Da www. maanews.net.
A mother by her demolished house
on the outskirts of Jerusalem (Ma’an)
Il 25 agosto, "Comitato israeliano contro la demolizione delle case – (ICAHD)" ha pubblicato il report semestrale sul bilancio delle demolizioni a Gerusalemme.
Dal report emerge che da gennaio a luglio 2006, 47 strutture palestinesi sono state demolite a Gerusalemme Est dalla Municipalità di Gerusalemme e/o dal Ministro degli Interni israeliano. Secondo le loro statistiche, 16 delle 47 strutture erano "stazioni di gas pirata". Quindi, 31 strutture residenziali palestinesi sono state demolite.

Secondo la coordinatrice sul campo di ICAHD, Meir Margalit, "C’è meno intervento diplomatico negli ultimi tempi sul problema delle demolizioni delle abitazioni rispetto al passato, ed è sempre più difficile attirare l’attenzione dei media perché è una questione così diffusa e continua che è considerata quasi una conseguenza scontata dell’occupazione.

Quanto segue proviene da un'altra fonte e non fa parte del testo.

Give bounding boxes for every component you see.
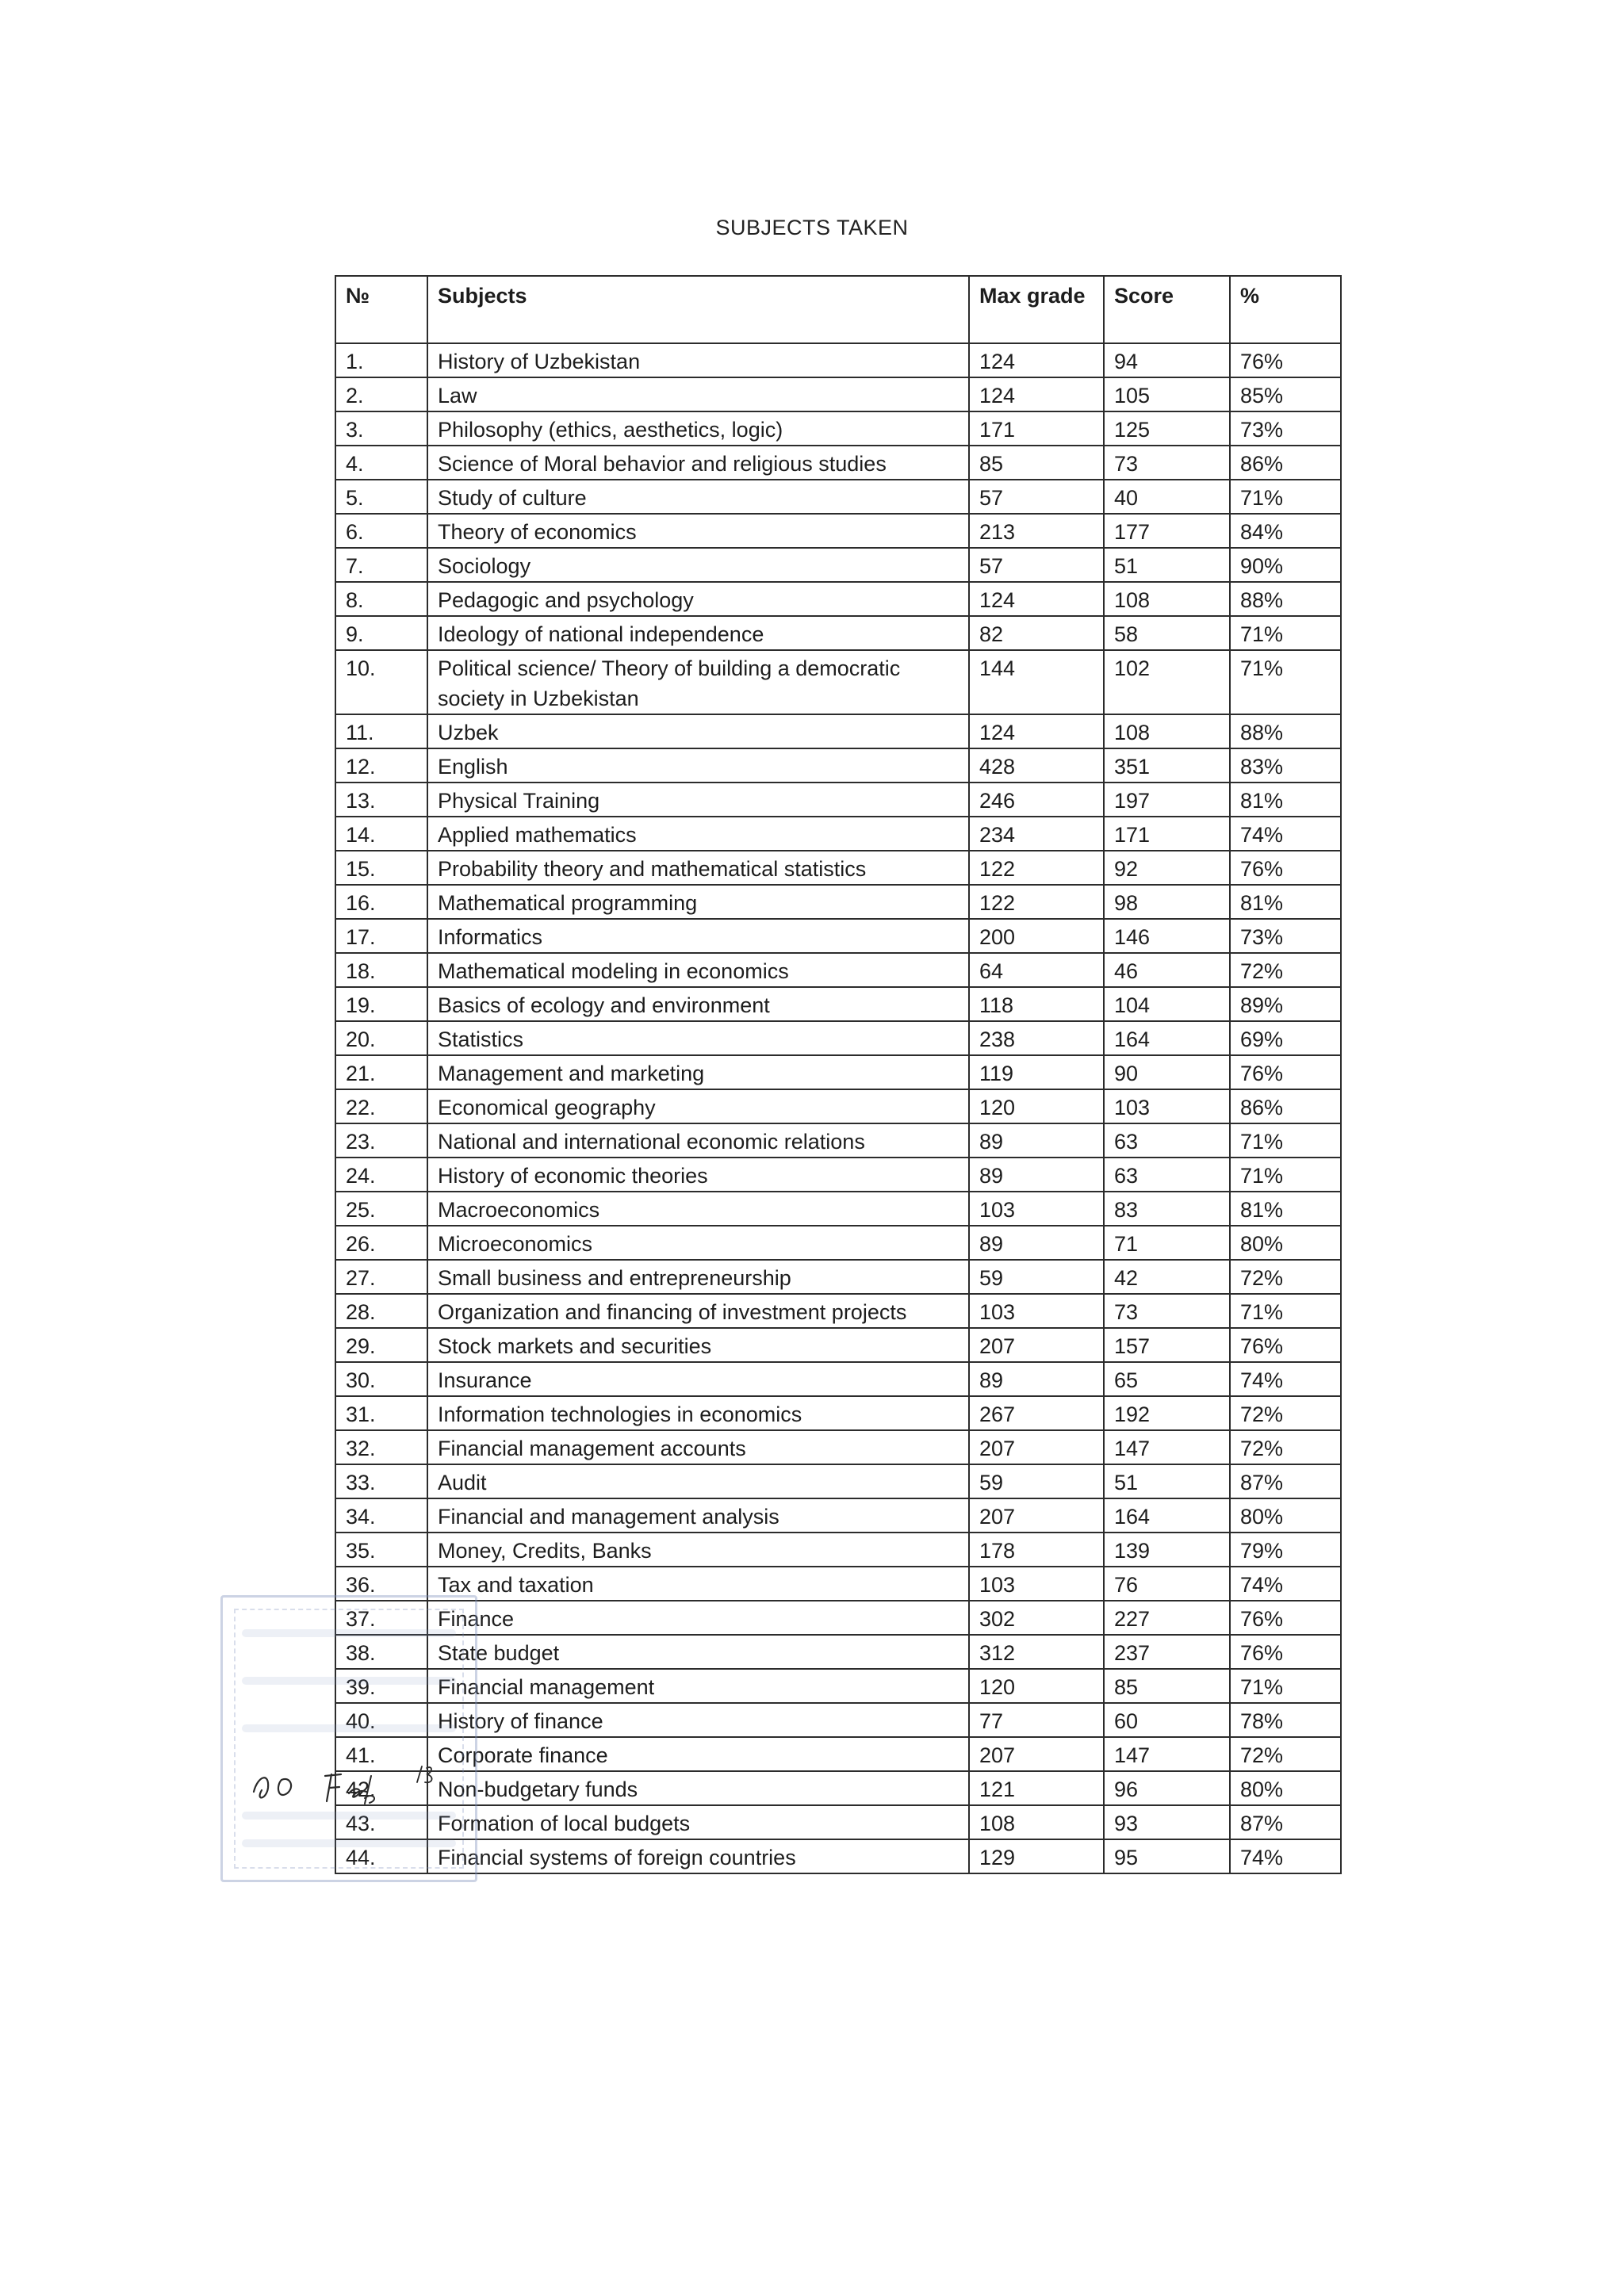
cell-percent: 74% xyxy=(1230,1839,1341,1873)
cell-subject: Financial management accounts xyxy=(427,1430,969,1464)
cell-subject: Uzbek xyxy=(427,714,969,748)
cell-max-grade: 120 xyxy=(969,1089,1104,1123)
cell-max-grade: 89 xyxy=(969,1362,1104,1396)
cell-number: 44. xyxy=(335,1839,427,1873)
table-row xyxy=(335,616,1341,650)
cell-max-grade: 129 xyxy=(969,1839,1104,1873)
cell-number: 15. xyxy=(335,851,427,885)
cell-score: 42 xyxy=(1104,1260,1230,1294)
cell-subject: Ideology of national independence xyxy=(427,616,969,650)
cell-number: 17. xyxy=(335,919,427,953)
table-row xyxy=(335,1396,1341,1430)
cell-percent: 76% xyxy=(1230,343,1341,377)
cell-percent: 71% xyxy=(1230,1158,1341,1192)
cell-subject: Pedagogic and psychology xyxy=(427,582,969,616)
cell-score: 46 xyxy=(1104,953,1230,987)
table-row xyxy=(335,1430,1341,1464)
cell-score: 192 xyxy=(1104,1396,1230,1430)
cell-max-grade: 207 xyxy=(969,1328,1104,1362)
cell-number: 37. xyxy=(335,1601,427,1635)
cell-number: 26. xyxy=(335,1226,427,1260)
cell-subject: State budget xyxy=(427,1635,969,1669)
cell-max-grade: 89 xyxy=(969,1226,1104,1260)
cell-score: 147 xyxy=(1104,1430,1230,1464)
cell-score: 71 xyxy=(1104,1226,1230,1260)
cell-score: 95 xyxy=(1104,1839,1230,1873)
table-row xyxy=(335,1158,1341,1192)
cell-number: 42. xyxy=(335,1771,427,1805)
cell-percent: 86% xyxy=(1230,446,1341,480)
cell-percent: 80% xyxy=(1230,1226,1341,1260)
cell-score: 103 xyxy=(1104,1089,1230,1123)
cell-max-grade: 207 xyxy=(969,1498,1104,1533)
cell-score: 108 xyxy=(1104,714,1230,748)
cell-percent: 71% xyxy=(1230,1294,1341,1328)
cell-score: 90 xyxy=(1104,1055,1230,1089)
cell-number: 21. xyxy=(335,1055,427,1089)
cell-score: 139 xyxy=(1104,1533,1230,1567)
header-percent: % xyxy=(1230,276,1341,343)
cell-max-grade: 200 xyxy=(969,919,1104,953)
cell-percent: 80% xyxy=(1230,1771,1341,1805)
cell-percent: 83% xyxy=(1230,748,1341,783)
table-row xyxy=(335,1192,1341,1226)
table-row xyxy=(335,714,1341,748)
cell-number: 16. xyxy=(335,885,427,919)
cell-percent: 72% xyxy=(1230,953,1341,987)
cell-subject: Money, Credits, Banks xyxy=(427,1533,969,1567)
cell-percent: 76% xyxy=(1230,1601,1341,1635)
table-row xyxy=(335,1635,1341,1669)
table-row xyxy=(335,480,1341,514)
cell-percent: 79% xyxy=(1230,1533,1341,1567)
table-row xyxy=(335,1123,1341,1158)
cell-score: 237 xyxy=(1104,1635,1230,1669)
header-number: № xyxy=(335,276,427,343)
cell-max-grade: 178 xyxy=(969,1533,1104,1567)
cell-subject: Organization and financing of investment projects xyxy=(427,1294,969,1328)
cell-percent: 88% xyxy=(1230,582,1341,616)
cell-subject: Stock markets and securities xyxy=(427,1328,969,1362)
cell-number: 39. xyxy=(335,1669,427,1703)
cell-subject: Audit xyxy=(427,1464,969,1498)
table-row xyxy=(335,1260,1341,1294)
cell-max-grade: 144 xyxy=(969,650,1104,714)
cell-max-grade: 121 xyxy=(969,1771,1104,1805)
cell-score: 96 xyxy=(1104,1771,1230,1805)
cell-percent: 86% xyxy=(1230,1089,1341,1123)
cell-score: 40 xyxy=(1104,480,1230,514)
table-row xyxy=(335,446,1341,480)
table-row xyxy=(335,953,1341,987)
cell-percent: 72% xyxy=(1230,1737,1341,1771)
cell-subject: History of economic theories xyxy=(427,1158,969,1192)
cell-subject: Information technologies in economics xyxy=(427,1396,969,1430)
cell-percent: 81% xyxy=(1230,885,1341,919)
cell-max-grade: 118 xyxy=(969,987,1104,1021)
cell-max-grade: 89 xyxy=(969,1123,1104,1158)
cell-percent: 73% xyxy=(1230,919,1341,953)
cell-score: 58 xyxy=(1104,616,1230,650)
cell-number: 31. xyxy=(335,1396,427,1430)
cell-score: 65 xyxy=(1104,1362,1230,1396)
cell-subject: Applied mathematics xyxy=(427,817,969,851)
table-row xyxy=(335,1464,1341,1498)
cell-percent: 88% xyxy=(1230,714,1341,748)
cell-subject: Small business and entrepreneurship xyxy=(427,1260,969,1294)
cell-score: 92 xyxy=(1104,851,1230,885)
cell-score: 51 xyxy=(1104,548,1230,582)
cell-max-grade: 122 xyxy=(969,885,1104,919)
cell-subject: Theory of economics xyxy=(427,514,969,548)
cell-percent: 89% xyxy=(1230,987,1341,1021)
table-row xyxy=(335,377,1341,411)
cell-subject: Formation of local budgets xyxy=(427,1805,969,1839)
cell-percent: 80% xyxy=(1230,1498,1341,1533)
cell-max-grade: 124 xyxy=(969,582,1104,616)
table-row xyxy=(335,650,1341,714)
cell-subject: National and international economic relations xyxy=(427,1123,969,1158)
cell-max-grade: 302 xyxy=(969,1601,1104,1635)
cell-number: 24. xyxy=(335,1158,427,1192)
cell-score: 73 xyxy=(1104,446,1230,480)
table-row xyxy=(335,1498,1341,1533)
page-title: SUBJECTS TAKEN xyxy=(715,216,909,239)
cell-percent: 76% xyxy=(1230,1635,1341,1669)
cell-max-grade: 57 xyxy=(969,480,1104,514)
cell-number: 33. xyxy=(335,1464,427,1498)
cell-subject: Financial and management analysis xyxy=(427,1498,969,1533)
cell-subject: Corporate finance xyxy=(427,1737,969,1771)
cell-percent: 71% xyxy=(1230,1123,1341,1158)
table-row xyxy=(335,1737,1341,1771)
header-score: Score xyxy=(1104,276,1230,343)
cell-number: 11. xyxy=(335,714,427,748)
cell-score: 146 xyxy=(1104,919,1230,953)
cell-max-grade: 213 xyxy=(969,514,1104,548)
table-row xyxy=(335,1226,1341,1260)
cell-percent: 76% xyxy=(1230,851,1341,885)
cell-percent: 87% xyxy=(1230,1464,1341,1498)
cell-subject: Mathematical modeling in economics xyxy=(427,953,969,987)
cell-score: 63 xyxy=(1104,1123,1230,1158)
cell-percent: 74% xyxy=(1230,1567,1341,1601)
header-max-grade: Max grade xyxy=(969,276,1104,343)
cell-subject: Management and marketing xyxy=(427,1055,969,1089)
cell-number: 29. xyxy=(335,1328,427,1362)
cell-number: 22. xyxy=(335,1089,427,1123)
cell-score: 197 xyxy=(1104,783,1230,817)
cell-percent: 76% xyxy=(1230,1328,1341,1362)
table-row xyxy=(335,548,1341,582)
cell-percent: 73% xyxy=(1230,411,1341,446)
cell-number: 28. xyxy=(335,1294,427,1328)
cell-score: 104 xyxy=(1104,987,1230,1021)
cell-max-grade: 246 xyxy=(969,783,1104,817)
cell-number: 38. xyxy=(335,1635,427,1669)
table-row xyxy=(335,1839,1341,1873)
table-row xyxy=(335,1533,1341,1567)
cell-score: 227 xyxy=(1104,1601,1230,1635)
cell-score: 85 xyxy=(1104,1669,1230,1703)
cell-score: 102 xyxy=(1104,650,1230,714)
cell-number: 34. xyxy=(335,1498,427,1533)
cell-max-grade: 124 xyxy=(969,714,1104,748)
cell-score: 164 xyxy=(1104,1498,1230,1533)
cell-max-grade: 124 xyxy=(969,343,1104,377)
cell-number: 30. xyxy=(335,1362,427,1396)
cell-number: 25. xyxy=(335,1192,427,1226)
table-row xyxy=(335,783,1341,817)
cell-percent: 87% xyxy=(1230,1805,1341,1839)
cell-number: 19. xyxy=(335,987,427,1021)
cell-max-grade: 59 xyxy=(969,1260,1104,1294)
table-header-row xyxy=(335,276,1341,343)
cell-percent: 78% xyxy=(1230,1703,1341,1737)
cell-percent: 90% xyxy=(1230,548,1341,582)
cell-percent: 69% xyxy=(1230,1021,1341,1055)
cell-percent: 71% xyxy=(1230,650,1341,714)
cell-max-grade: 108 xyxy=(969,1805,1104,1839)
cell-max-grade: 238 xyxy=(969,1021,1104,1055)
cell-score: 108 xyxy=(1104,582,1230,616)
cell-score: 98 xyxy=(1104,885,1230,919)
table-row xyxy=(335,851,1341,885)
cell-subject: Probability theory and mathematical statistics xyxy=(427,851,969,885)
cell-number: 20. xyxy=(335,1021,427,1055)
cell-number: 18. xyxy=(335,953,427,987)
cell-subject: Physical Training xyxy=(427,783,969,817)
table-row xyxy=(335,1021,1341,1055)
cell-percent: 81% xyxy=(1230,1192,1341,1226)
cell-max-grade: 57 xyxy=(969,548,1104,582)
cell-score: 63 xyxy=(1104,1158,1230,1192)
cell-score: 125 xyxy=(1104,411,1230,446)
cell-max-grade: 119 xyxy=(969,1055,1104,1089)
cell-percent: 72% xyxy=(1230,1396,1341,1430)
table-row xyxy=(335,582,1341,616)
cell-max-grade: 312 xyxy=(969,1635,1104,1669)
cell-subject: Microeconomics xyxy=(427,1226,969,1260)
cell-max-grade: 124 xyxy=(969,377,1104,411)
cell-max-grade: 85 xyxy=(969,446,1104,480)
table-row xyxy=(335,1703,1341,1737)
cell-max-grade: 103 xyxy=(969,1294,1104,1328)
table-row xyxy=(335,1669,1341,1703)
cell-percent: 71% xyxy=(1230,480,1341,514)
cell-score: 164 xyxy=(1104,1021,1230,1055)
table-row xyxy=(335,1328,1341,1362)
cell-subject: Economical geography xyxy=(427,1089,969,1123)
cell-subject: Financial management xyxy=(427,1669,969,1703)
cell-number: 36. xyxy=(335,1567,427,1601)
cell-max-grade: 89 xyxy=(969,1158,1104,1192)
table-row xyxy=(335,885,1341,919)
cell-number: 8. xyxy=(335,582,427,616)
cell-subject: Sociology xyxy=(427,548,969,582)
cell-subject: History of finance xyxy=(427,1703,969,1737)
table-row xyxy=(335,1601,1341,1635)
cell-number: 2. xyxy=(335,377,427,411)
cell-subject: Financial systems of foreign countries xyxy=(427,1839,969,1873)
cell-number: 43. xyxy=(335,1805,427,1839)
table-row xyxy=(335,343,1341,377)
cell-subject: Law xyxy=(427,377,969,411)
cell-subject: Study of culture xyxy=(427,480,969,514)
cell-score: 157 xyxy=(1104,1328,1230,1362)
table-row xyxy=(335,1294,1341,1328)
table-row xyxy=(335,748,1341,783)
cell-number: 13. xyxy=(335,783,427,817)
cell-max-grade: 120 xyxy=(969,1669,1104,1703)
cell-max-grade: 207 xyxy=(969,1430,1104,1464)
table-row xyxy=(335,1055,1341,1089)
cell-max-grade: 171 xyxy=(969,411,1104,446)
cell-max-grade: 428 xyxy=(969,748,1104,783)
cell-subject: English xyxy=(427,748,969,783)
cell-subject: Non-budgetary funds xyxy=(427,1771,969,1805)
cell-subject: Insurance xyxy=(427,1362,969,1396)
table-body xyxy=(335,343,1341,1873)
cell-percent: 71% xyxy=(1230,616,1341,650)
cell-percent: 84% xyxy=(1230,514,1341,548)
cell-score: 147 xyxy=(1104,1737,1230,1771)
table-row xyxy=(335,1362,1341,1396)
cell-subject: Basics of ecology and environment xyxy=(427,987,969,1021)
cell-subject: Mathematical programming xyxy=(427,885,969,919)
table-row xyxy=(335,987,1341,1021)
cell-subject: Statistics xyxy=(427,1021,969,1055)
cell-max-grade: 77 xyxy=(969,1703,1104,1737)
cell-subject: Science of Moral behavior and religious studies xyxy=(427,446,969,480)
cell-max-grade: 64 xyxy=(969,953,1104,987)
cell-score: 94 xyxy=(1104,343,1230,377)
cell-score: 60 xyxy=(1104,1703,1230,1737)
cell-number: 5. xyxy=(335,480,427,514)
cell-number: 32. xyxy=(335,1430,427,1464)
cell-number: 7. xyxy=(335,548,427,582)
cell-max-grade: 267 xyxy=(969,1396,1104,1430)
table-row xyxy=(335,1089,1341,1123)
subjects-table xyxy=(335,275,1342,1874)
table-row xyxy=(335,919,1341,953)
cell-percent: 85% xyxy=(1230,377,1341,411)
cell-number: 6. xyxy=(335,514,427,548)
cell-max-grade: 103 xyxy=(969,1567,1104,1601)
cell-number: 4. xyxy=(335,446,427,480)
table-row xyxy=(335,1805,1341,1839)
cell-subject: History of Uzbekistan xyxy=(427,343,969,377)
cell-percent: 72% xyxy=(1230,1260,1341,1294)
cell-percent: 76% xyxy=(1230,1055,1341,1089)
cell-number: 3. xyxy=(335,411,427,446)
cell-score: 93 xyxy=(1104,1805,1230,1839)
cell-percent: 74% xyxy=(1230,817,1341,851)
cell-max-grade: 82 xyxy=(969,616,1104,650)
cell-number: 10. xyxy=(335,650,427,714)
cell-score: 105 xyxy=(1104,377,1230,411)
table-row xyxy=(335,514,1341,548)
cell-number: 27. xyxy=(335,1260,427,1294)
cell-number: 1. xyxy=(335,343,427,377)
cell-score: 51 xyxy=(1104,1464,1230,1498)
header-subjects: Subjects xyxy=(427,276,969,343)
cell-score: 76 xyxy=(1104,1567,1230,1601)
cell-max-grade: 234 xyxy=(969,817,1104,851)
cell-score: 177 xyxy=(1104,514,1230,548)
cell-number: 41. xyxy=(335,1737,427,1771)
cell-percent: 74% xyxy=(1230,1362,1341,1396)
cell-number: 23. xyxy=(335,1123,427,1158)
cell-subject: Informatics xyxy=(427,919,969,953)
cell-max-grade: 122 xyxy=(969,851,1104,885)
cell-max-grade: 59 xyxy=(969,1464,1104,1498)
cell-number: 35. xyxy=(335,1533,427,1567)
cell-subject: Philosophy (ethics, aesthetics, logic) xyxy=(427,411,969,446)
cell-score: 171 xyxy=(1104,817,1230,851)
cell-score: 73 xyxy=(1104,1294,1230,1328)
cell-subject: Tax and taxation xyxy=(427,1567,969,1601)
cell-max-grade: 103 xyxy=(969,1192,1104,1226)
table-row xyxy=(335,1771,1341,1805)
cell-subject: Finance xyxy=(427,1601,969,1635)
cell-percent: 81% xyxy=(1230,783,1341,817)
cell-subject: Political science/ Theory of building a democratic society in Uzbekistan xyxy=(427,650,969,714)
cell-number: 12. xyxy=(335,748,427,783)
cell-max-grade: 207 xyxy=(969,1737,1104,1771)
cell-score: 83 xyxy=(1104,1192,1230,1226)
table-row xyxy=(335,411,1341,446)
table-row xyxy=(335,817,1341,851)
cell-number: 9. xyxy=(335,616,427,650)
cell-percent: 71% xyxy=(1230,1669,1341,1703)
table-row xyxy=(335,1567,1341,1601)
cell-number: 40. xyxy=(335,1703,427,1737)
cell-score: 351 xyxy=(1104,748,1230,783)
cell-subject: Macroeconomics xyxy=(427,1192,969,1226)
cell-percent: 72% xyxy=(1230,1430,1341,1464)
cell-number: 14. xyxy=(335,817,427,851)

Le case palestinesi a Gerusalemme Est sono sotto costante minaccia di demolizione. Le autorità israeliane tendono a dire che si tratta di strutture costruite illegalmente. Comunque, è virtualmente impossibile per una famiglia palestinese ottenere un permesso di costruzione e, in ogni caso, il costo di un permesso, a Gerusalemme, è proibitivamente alto. A causa della crescita naturale, della mancanza di spazio, le famiglie palestinesi sono costrette a costruire e sperano, e pregano, di non svegliarsi una mattina e trovare i bulldozer che bussano contro i loro muri".